Friends and well-wishers have replaced the stolen wooden cross, placed in memory of Ty Longley, with a welded-steel cross, built into a poured cement base.

01:00 AM EDT on Wednesday, September 17, 2003

BY DANIEL BARBARISI
Journal Staff Writer

WEST WARWICK -- The mother of one of The Station nightclub fire victims has claimed responsibility for removing a memorial dedicated to Great White guitarist Ty Longley from the fire site.

Diane Mattera, of Warwick, told radio and print reporters yesterday that she had taken two wooden crosses, photos of Longley's son, and a teddy bear left in his son's honor, from the site on Friday.

"I just threw them into the woods," Mattera said, "because Ty does not belong there. I feel sorry for him that he died, but the only thing is he doesn't belong there."

Mattera's daughter, Tamara Mattera-Housa, was killed in the fire Feb. 20 at age 29.

Mattera said she felt no shame about what she did, and never made any attempt to hide it.

"From my point of view.
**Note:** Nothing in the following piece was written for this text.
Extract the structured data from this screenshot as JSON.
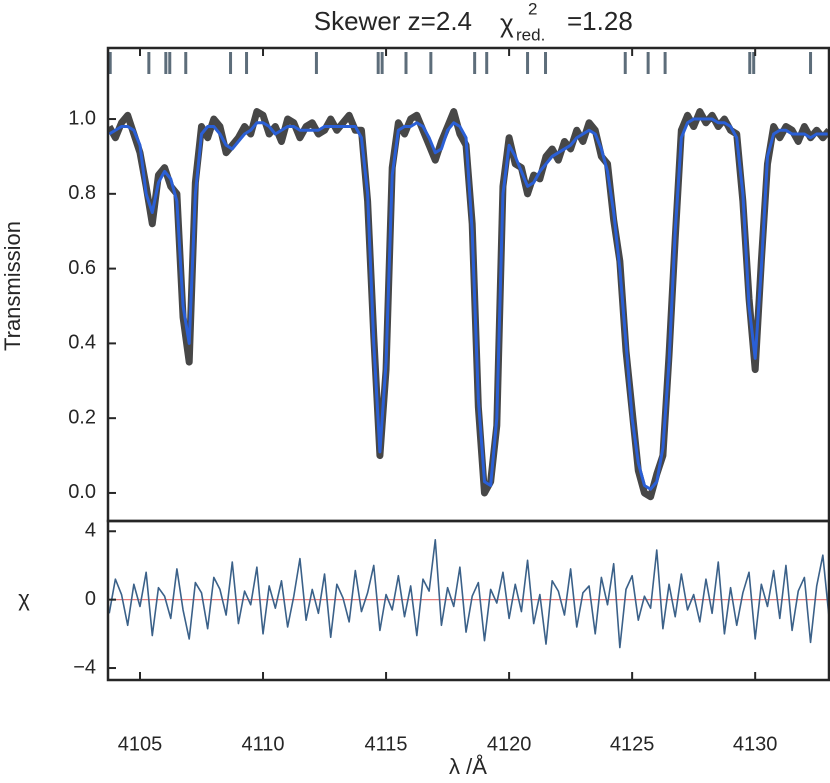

I didn't really do anything wrong," she said.

She said she put her daughter's name on a note she left at the site, so that people would know the theft was a deliberate act, and not the work of vandals.

"They knew who did this from the start. I had her name on there. There was no misleading as to who wrote the note," Mattera said.

Friends and well-wishers replaced Longley's stolen wooden cross with a welded-steel cross, built into a poured cement base.

Yesterday, she said she was hoping to remove that cross as well, or any other memorials erected to Longley -- but not now, while attention is focused on the site.

Jody King, vice president of The Station Family Fund and a friend of Longley's girlfriend, said that the community will not allow Mattera to act again.

"Rhode Island is watching now. If she tries to go back, more people will watch it."

And even if she did, King said, unless Mattera has a backhoe, the new cross he built with his friend Owen Kelly isn't going anywhere. "She can't get rid of this one. It's under 300 pounds of rock and cement. It's not moving," King said.

King said Longley's girlfriend, Heidi M. Peralta, was outraged when she first heard of the theft, but that she later understood Mattera's anger.

"She can totally have sympathy for the way that parent feels," King said. Peralta lives in Chicago with Longley's five-week-old son, Acey.

King said he isn't looking for any retribution. "I don't want any charges pressed. I'm happy that she admitted to it. It takes a bigger person to do that."

The West Warwick police have said prosecuting this case would be difficult, for several reasons: the items were left out in the open, and a number of different people said they owned the items that were stolen.

The one thing King did ask is that Mattera return the items she took, or tell him exactly where to find them. He said he's looked for them in the woods near the site, and he can't find them.